While in captivity, the men’s thoughts focused on food, cars and women — in that order. As a signed armistice neared, camp officials fed prisoners better, giving them sugar and bread sometimes to help them gain weight.

“They didn’t want us to look too bad,” he said.

The prisoners were released Aug. 23, 1953. Wickersham celebrated his freedom by asking for a milkshake. He took a few gulps before vomiting.

“It came right back up. My body wasn’t ready for that yet. I couldn’t handle it.”

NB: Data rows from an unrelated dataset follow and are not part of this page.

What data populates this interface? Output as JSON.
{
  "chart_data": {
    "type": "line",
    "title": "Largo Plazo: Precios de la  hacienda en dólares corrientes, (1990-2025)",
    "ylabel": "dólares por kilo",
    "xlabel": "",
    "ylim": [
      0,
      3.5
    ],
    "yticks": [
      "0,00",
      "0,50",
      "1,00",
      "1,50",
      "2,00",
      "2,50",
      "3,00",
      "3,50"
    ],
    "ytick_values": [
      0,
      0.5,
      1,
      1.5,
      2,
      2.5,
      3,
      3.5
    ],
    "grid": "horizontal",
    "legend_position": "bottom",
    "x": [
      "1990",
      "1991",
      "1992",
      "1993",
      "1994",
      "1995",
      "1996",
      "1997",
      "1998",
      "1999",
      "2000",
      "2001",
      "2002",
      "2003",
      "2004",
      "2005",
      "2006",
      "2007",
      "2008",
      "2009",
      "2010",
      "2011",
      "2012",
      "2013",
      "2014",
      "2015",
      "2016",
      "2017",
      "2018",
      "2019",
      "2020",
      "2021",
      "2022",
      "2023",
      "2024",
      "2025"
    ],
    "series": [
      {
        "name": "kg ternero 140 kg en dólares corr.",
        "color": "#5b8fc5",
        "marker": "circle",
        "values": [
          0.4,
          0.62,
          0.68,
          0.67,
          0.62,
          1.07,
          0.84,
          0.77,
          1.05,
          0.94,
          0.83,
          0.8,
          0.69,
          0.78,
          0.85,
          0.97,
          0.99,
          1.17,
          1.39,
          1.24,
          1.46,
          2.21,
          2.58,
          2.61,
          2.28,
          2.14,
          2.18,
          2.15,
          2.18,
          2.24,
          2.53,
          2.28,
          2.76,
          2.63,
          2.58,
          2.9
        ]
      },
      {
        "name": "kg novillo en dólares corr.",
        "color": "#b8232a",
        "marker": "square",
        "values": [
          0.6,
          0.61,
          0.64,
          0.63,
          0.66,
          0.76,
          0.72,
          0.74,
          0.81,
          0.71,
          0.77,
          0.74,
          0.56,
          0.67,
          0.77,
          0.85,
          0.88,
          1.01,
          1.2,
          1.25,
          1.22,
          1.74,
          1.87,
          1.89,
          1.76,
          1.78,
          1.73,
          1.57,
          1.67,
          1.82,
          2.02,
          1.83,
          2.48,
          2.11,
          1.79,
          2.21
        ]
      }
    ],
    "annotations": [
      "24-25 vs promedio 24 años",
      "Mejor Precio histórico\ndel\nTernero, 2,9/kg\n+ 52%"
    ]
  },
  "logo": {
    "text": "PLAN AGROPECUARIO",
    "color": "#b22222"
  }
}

In the early 1990s, North Korea gave the U.S. more than 200 boxes of remains believed to contain the remains of 200 to 400 American GIs. Patrick Arthur’s dog tag and a denture fragment bearing his name were included. Scientists from the Joint POW/MIA Accounting Command and the Armed Forces DNA Identification Laboratory used mitochondrial DNA and dental comparisons to identify some of the remains as his. On May 1, 2009, the sergeant’s remains were buried at Arlington National Cemetery near Washington, D.C. Wickersham was present nearly 58 years after he helped cover Arthur’s body in the dirt of North Korea.

As he wrapped up his comments at Beale, Wickersham turned wistful as he acknowledged other former prisoners in attendance.

“These POWs, all of them, are survivors,” he said.

One of those former captives was Chuck Jones, 74, who was a toddler when he was taken prisoner with his parents and younger sister in the Philippines where his father was an oil executive.

“It’s an honor to be honored. In some ways I don’t feel like I deserve it (because) I’m a civilian,” said Jones, wearing a red, white and blue ribbon on his jacket and a tie covered with tiny U.S. flags. “I pay tribute to my mother and father. It must have been hell for them raising two kids in a prison camp. They are my heroes.”

Jones served eight years in the Air Force, working as an air policeman in Vietnam before becoming an agent with the service’s Office of Special Investigations, which eventually led to a long civilian career working for the Department of Justice. He was accompanied to the breakfast event by his wife, Tina, and Airman 1st Class Olyvia Lee of the 13th Intelligence Squadron, who served as the couple’s escort.

“It was a good learning experience actually being able to talk to people who were POWs,” Lee said.